Mr. Pipas said the automaker's Ford, Lincoln and Mercury brands took the industry's biggest hit in traditional SUV sales, falling 29% last year vs. 2004 while the industry as a whole saw sales in the segment drop by 14% through November. The industry's sales in that segment peaked in 2002 at 3 million units and then experienced three straight years of decline, he said.

Ford Motor reported its total U.S. sales in December slid by 9% compared with the same month a year ago. Although its calendar 2005 sales of all new vehicles slid 5% to 3.17 million, the news was brighter in the car segment. The automaker said it sold 1.04 million cars, marking its first increase in car sales since 1999.

"We feel like we're positioned to take advantage of what appears to be a growing demand for passenger cars," Mr. Pipas said. The automaker's most recent car entries, the Ford Fusion, Mercury Milan and Lincoln Zephyr, tallied combined December sales of 11,808 units, 33% higher than November. Ford executives had called 2005 "the year of the car" because of a slew of several crucial new-model launches.

Cars over light trucks
Merrill Lynch said 2005 marked the first time since 1981 that cars regained market share over light trucks, which encompass pickups, sport utilities and minivans. The shift was most prominent in the last four months of the year in the wake of Hurricane Katrina and the $3-plus-a-gallon price of gasoline.

Detroit, which relies heavily on trucks, could suffer accelerated market share losses if this car trend continues, noted John Murphy, auto analyst at Merrill Lynch.

Crossovers -- car-based SUVs or wagons like the Ford Escape -- will be the hottest segment in the industry between now and the end of the decade, Mr.
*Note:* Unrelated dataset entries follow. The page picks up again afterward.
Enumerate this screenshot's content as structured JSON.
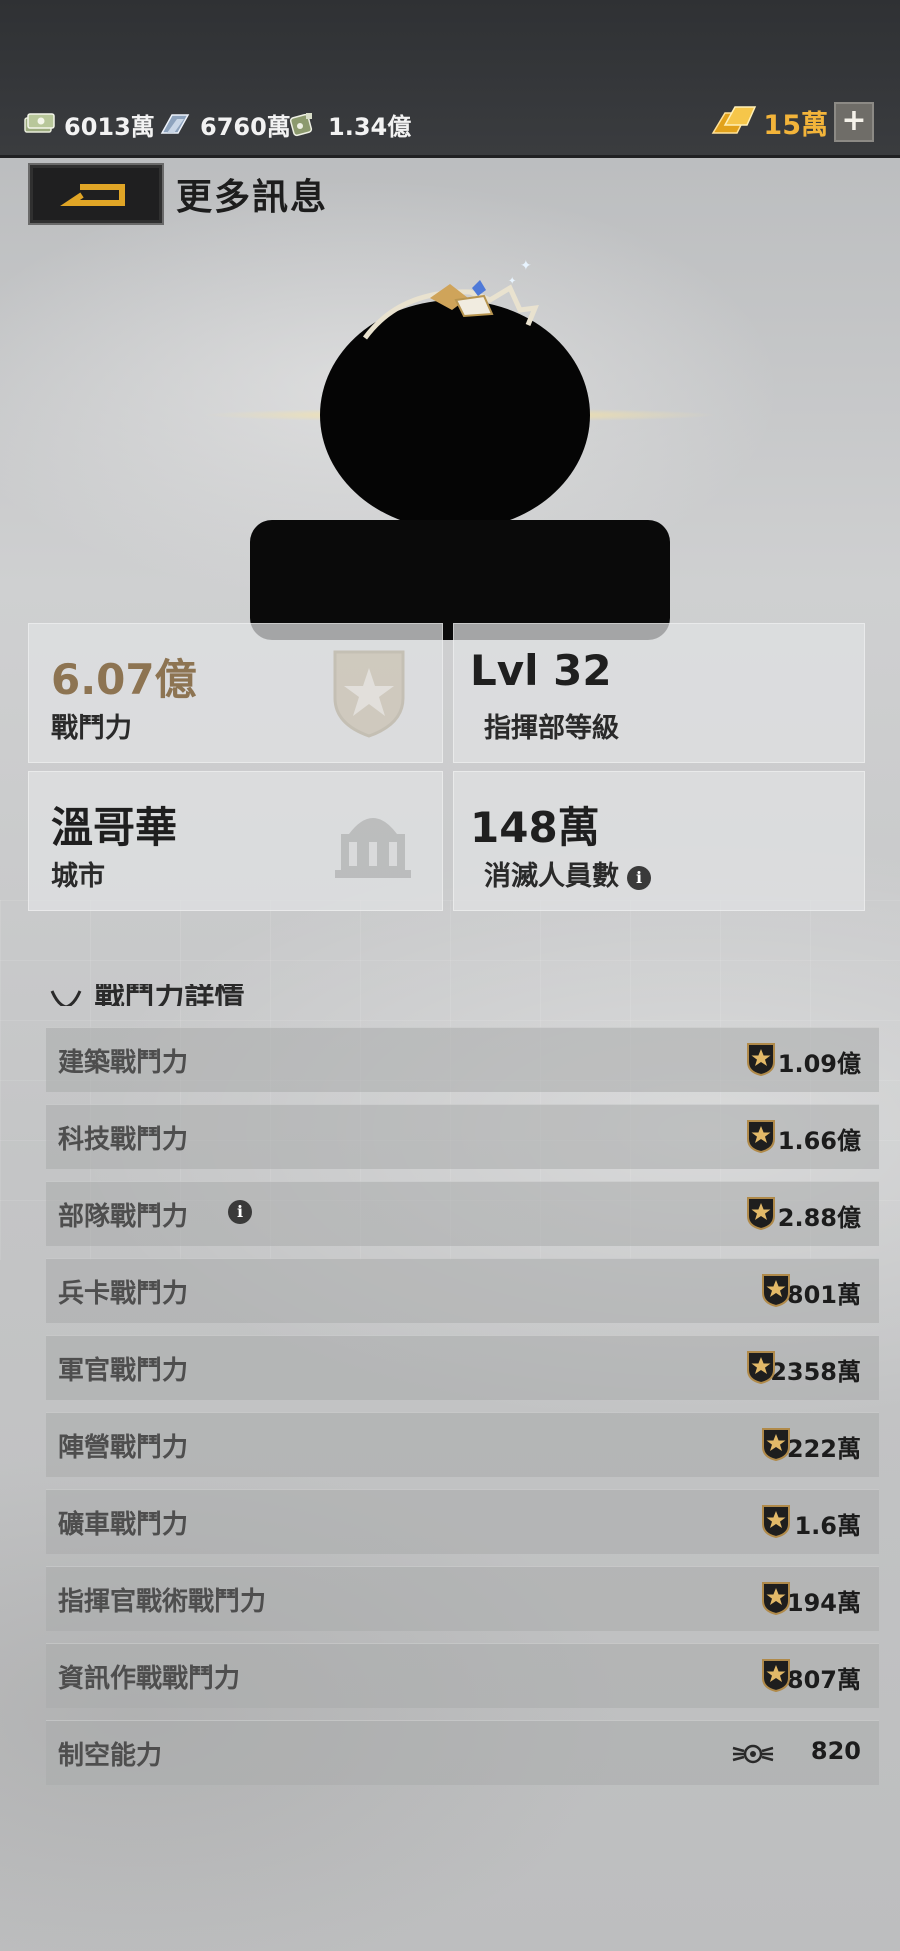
{
  "resources": {
    "cash": "6013萬",
    "steel": "6760萬",
    "oil": "1.34億",
    "gold": "15萬",
    "gold_add": "+"
  },
  "header": {
    "title": "更多訊息"
  },
  "cards": {
    "power": {
      "value": "6.07億",
      "label": "戰鬥力"
    },
    "level": {
      "value": "Lvl 32",
      "label": "指揮部等級"
    },
    "city": {
      "value": "溫哥華",
      "label": "城市"
    },
    "kills": {
      "value": "148萬",
      "label": "消滅人員數"
    }
  },
  "details": {
    "title": "戰鬥力詳情",
    "rows": [
      {
        "label": "建築戰鬥力",
        "value": "1.09億",
        "icon": "star-badge-icon"
      },
      {
        "label": "科技戰鬥力",
        "value": "1.66億",
        "icon": "star-badge-icon"
      },
      {
        "label": "部隊戰鬥力",
        "value": "2.88億",
        "icon": "star-badge-icon",
        "info": true
      },
      {
        "label": "兵卡戰鬥力",
        "value": "801萬",
        "icon": "star-badge-icon"
      },
      {
        "label": "軍官戰鬥力",
        "value": "2358萬",
        "icon": "star-badge-icon"
      },
      {
        "label": "陣營戰鬥力",
        "value": "222萬",
        "icon": "star-badge-icon"
      },
      {
        "label": "礦車戰鬥力",
        "value": "1.6萬",
        "icon": "star-badge-icon"
      },
      {
        "label": "指揮官戰術戰鬥力",
        "value": "194萬",
        "icon": "star-badge-icon"
      },
      {
        "label": "資訊作戰戰鬥力",
        "value": "807萬",
        "icon": "star-badge-icon"
      },
      {
        "label": "制空能力",
        "value": "820",
        "icon": "air-wing-icon"
      }
    ]
  },
  "colors": {
    "gold": "#f3b43a",
    "power_value": "#8d7452",
    "topbar": "#2f3134"
  }
}
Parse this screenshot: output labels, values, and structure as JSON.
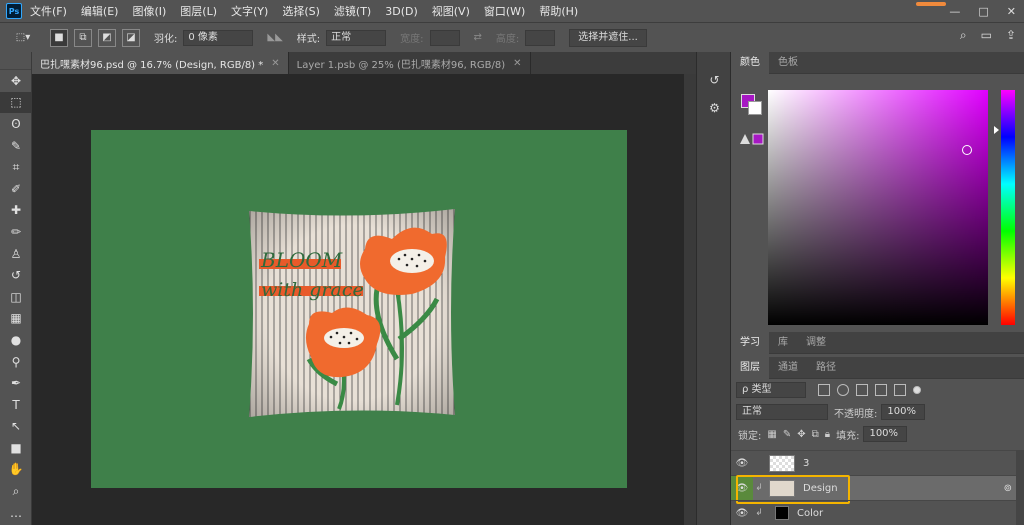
{
  "menubar": {
    "logo": "Ps",
    "items": [
      "文件(F)",
      "编辑(E)",
      "图像(I)",
      "图层(L)",
      "文字(Y)",
      "选择(S)",
      "滤镜(T)",
      "3D(D)",
      "视图(V)",
      "窗口(W)",
      "帮助(H)"
    ],
    "window_controls": [
      "—",
      "□",
      "✕"
    ]
  },
  "options": {
    "feather_label": "羽化:",
    "feather_value": "0 像素",
    "style_label": "样式:",
    "style_value": "正常",
    "width_label": "宽度:",
    "height_label": "高度:",
    "select_mask_button": "选择并遮住..."
  },
  "tabs": [
    {
      "label": "巴扎嘿素材96.psd @ 16.7% (Design, RGB/8) *",
      "active": true
    },
    {
      "label": "Layer 1.psb @ 25% (巴扎嘿素材96, RGB/8)",
      "active": false
    }
  ],
  "tools": [
    "move-icon",
    "marquee-icon",
    "lasso-icon",
    "quick-select-icon",
    "crop-icon",
    "eyedropper-icon",
    "healing-icon",
    "brush-icon",
    "stamp-icon",
    "history-brush-icon",
    "eraser-icon",
    "gradient-icon",
    "blur-icon",
    "dodge-icon",
    "pen-icon",
    "type-icon",
    "path-select-icon",
    "shape-icon",
    "hand-icon",
    "zoom-icon",
    "more-icon"
  ],
  "tool_glyphs": [
    "✥",
    "⬚",
    "ʘ",
    "✎",
    "⌗",
    "✐",
    "✚",
    "✏",
    "♙",
    "↺",
    "◫",
    "▦",
    "●",
    "⚲",
    "✒",
    "T",
    "↖",
    "■",
    "✋",
    "⌕",
    "…"
  ],
  "pillow_text": {
    "line1": "BLOOM",
    "line2": "with grace"
  },
  "color_panel": {
    "tabs": [
      "颜色",
      "色板"
    ],
    "foreground": "#a718c4",
    "background": "#ffffff"
  },
  "learn_tabs": [
    "学习",
    "库",
    "调整"
  ],
  "layers_panel": {
    "tabs": [
      "图层",
      "通道",
      "路径"
    ],
    "filter_label": "ρ 类型",
    "blend_mode": "正常",
    "opacity_label": "不透明度:",
    "opacity_value": "100%",
    "lock_label": "锁定:",
    "fill_label": "填充:",
    "fill_value": "100%",
    "layers": [
      {
        "name": "3",
        "selected": false
      },
      {
        "name": "Design",
        "selected": true
      },
      {
        "name": "Color",
        "selected": false
      }
    ]
  }
}
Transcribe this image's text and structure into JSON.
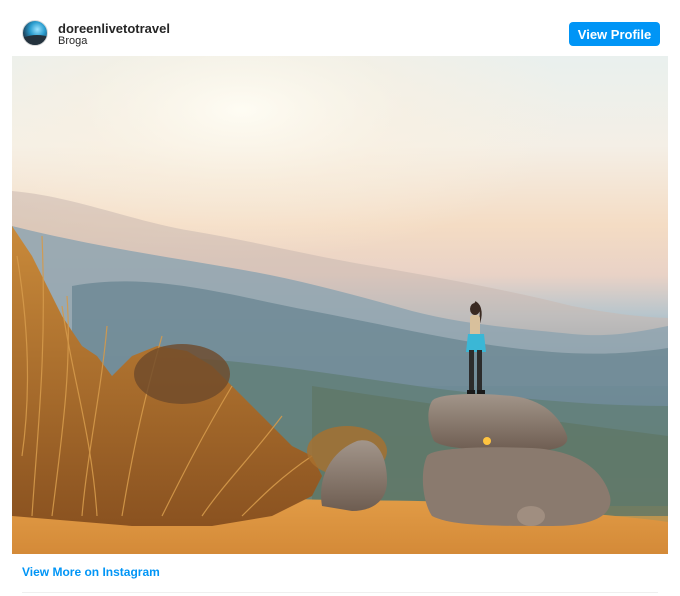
{
  "header": {
    "username": "doreenlivetotravel",
    "location": "Broga",
    "view_profile_label": "View Profile"
  },
  "photo": {
    "subject": "photo-hiker-on-rock"
  },
  "footer": {
    "view_more_label": "View More on Instagram"
  },
  "colors": {
    "accent": "#0095f6",
    "text": "#262626",
    "divider": "#efefef"
  }
}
Pipas predicted. The entire industry sold 14% more crossovers, or CUVs, through November 2005 than a year ago, with Ford, Lincoln and Mercury sales in the segment up by 39%, he said.

$3.5 billion in December incentives
In December, the industry spent $3.5 billion on U.S. incentives, with Detroit's GM, Ford and Chrysler Group accounting for $2.7 billion of that, said auto site Edmunds.com. By contrast, Japanese transplants spent $496 million in incentives last month, while the Europeans spent $200 million and Korean marketers $92 million. As a whole, the industry spent $42.6 billion in 2005 incentive spending, or $1.2 billion less than 2004, according to Edmunds.com.